Rather than single service bars of soap and small packaged toiletries, we provide refillable dispensers with body wash, shampoo, conditioner, hand wash, and lotion from The Highland Soap Company. Their products are eco-friendly and luxurious and we think you’ll love them as much as we do.

We also use Who Gives A Crap recycled paper toilet rolls. This company not only provides quality toilet paper, but helps build toilets for communities in need, and has a strong eco-friendly focus. Once we finish the large supply of tissues left by the previous owners, our tissues will come from this company as well.


We line dry our linens when possible, mostly depending on the weather. This saves energy by not having to run the tumble dryer. Despite having solar panels, we still aim to keep our energy consumption low because we believe every little effort helps.

Behind the Scenes

There are a variety of measures we take behind the scenes, that you may or may not be aware of. We are always working to increase our efficiency, minimise waste, and streamline our practices so we are better stewards of the Earth and this beautiful island.

Some of the additional measures we take include: using energy-efficient lightbulbs, using washable antimicrobial cleaning cloths rather than single-use wipes, using a silpat instead of foil or parchment paper to line baking trays, using refillable cleaning products, writing with pens that are refillable instead of single-use plastic pens, buying linens made from sustainable (non-plastic, and non-microfibre-shedding) fibres such as cotton, bamboo, and hemp. The previous owners left us mostly poly-blend linens (probably because they’re less prone to wrinkle) which were a bit worn anyway, so for the 2022 season, we have gotten almost all new sheets in lovely, sustainable fabrics that won’t shed microplastics into the water supply.

Personally, some of the modifications we’ve made to our lifestyle include: only using safety razors (so you only throw away the small razor blades, not the handle, and not a big plastic cartridge), using tooth powder rather than toothpaste (which comes in low-waste refill packages, rather than a wasteful, non-recyclable tube) and biodegradable floss that comes in reusable glass jars, use bamboo toothbrush heads for our electric toothbrushes, etc.. It’s been a labour of love to find products that suit our needs and our good for the planet, but we believe it’s worth it.

Inspired to Learn More?

In her book, Zero Waste Home, Bea Johnson changes the old idea of the 3 Rs (reduce, reuse, recycle) to the 5 Rs. We try to follow these as much as possible. It’s a great book with lots of ideas and we highly recommend reading it if you’re new to the concept of zero-waste (or just want some solid guidance).

These are, listed in order of priority:

  • Refuse — don’t bring any single-use items into the house; refuse them politely to keep the house clutter-free and to publicly acknowledge that wasteful items are unnecessary and unwanted.

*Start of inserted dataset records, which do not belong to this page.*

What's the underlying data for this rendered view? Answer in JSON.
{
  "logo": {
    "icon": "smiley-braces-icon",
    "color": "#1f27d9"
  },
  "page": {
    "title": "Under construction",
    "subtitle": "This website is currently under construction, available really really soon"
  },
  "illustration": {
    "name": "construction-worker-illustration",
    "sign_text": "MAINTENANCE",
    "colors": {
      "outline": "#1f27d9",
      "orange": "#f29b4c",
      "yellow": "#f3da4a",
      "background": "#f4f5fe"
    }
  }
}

This includes: single use plastics/ food wrappers, “freebies” (typically cheaply made with loads of single-use plastics), etc.;
  • Reduce — minimise usage of anything that is not reusable or sustainable;
  • Reuse — while this is a LOT more work, overall it’s more sustainable, so we reuse refillable multi-use containers whenever possible along with cloth napkins, dishtowels, etc.;
  • Recycle — the goal of zero-waste is not to recycle everything, which is why this is #4 on the list. When we can’t refuse, reduce, or reuse, we do recycle;
  • Rot (aka Compost) — we’re lucky to have a council that not only knows the value of composting, but provides it as a service. We compost our own food waste for our own garden, but for hygiene reasons, send guest food waste to the council every two weeks when they collect the bins.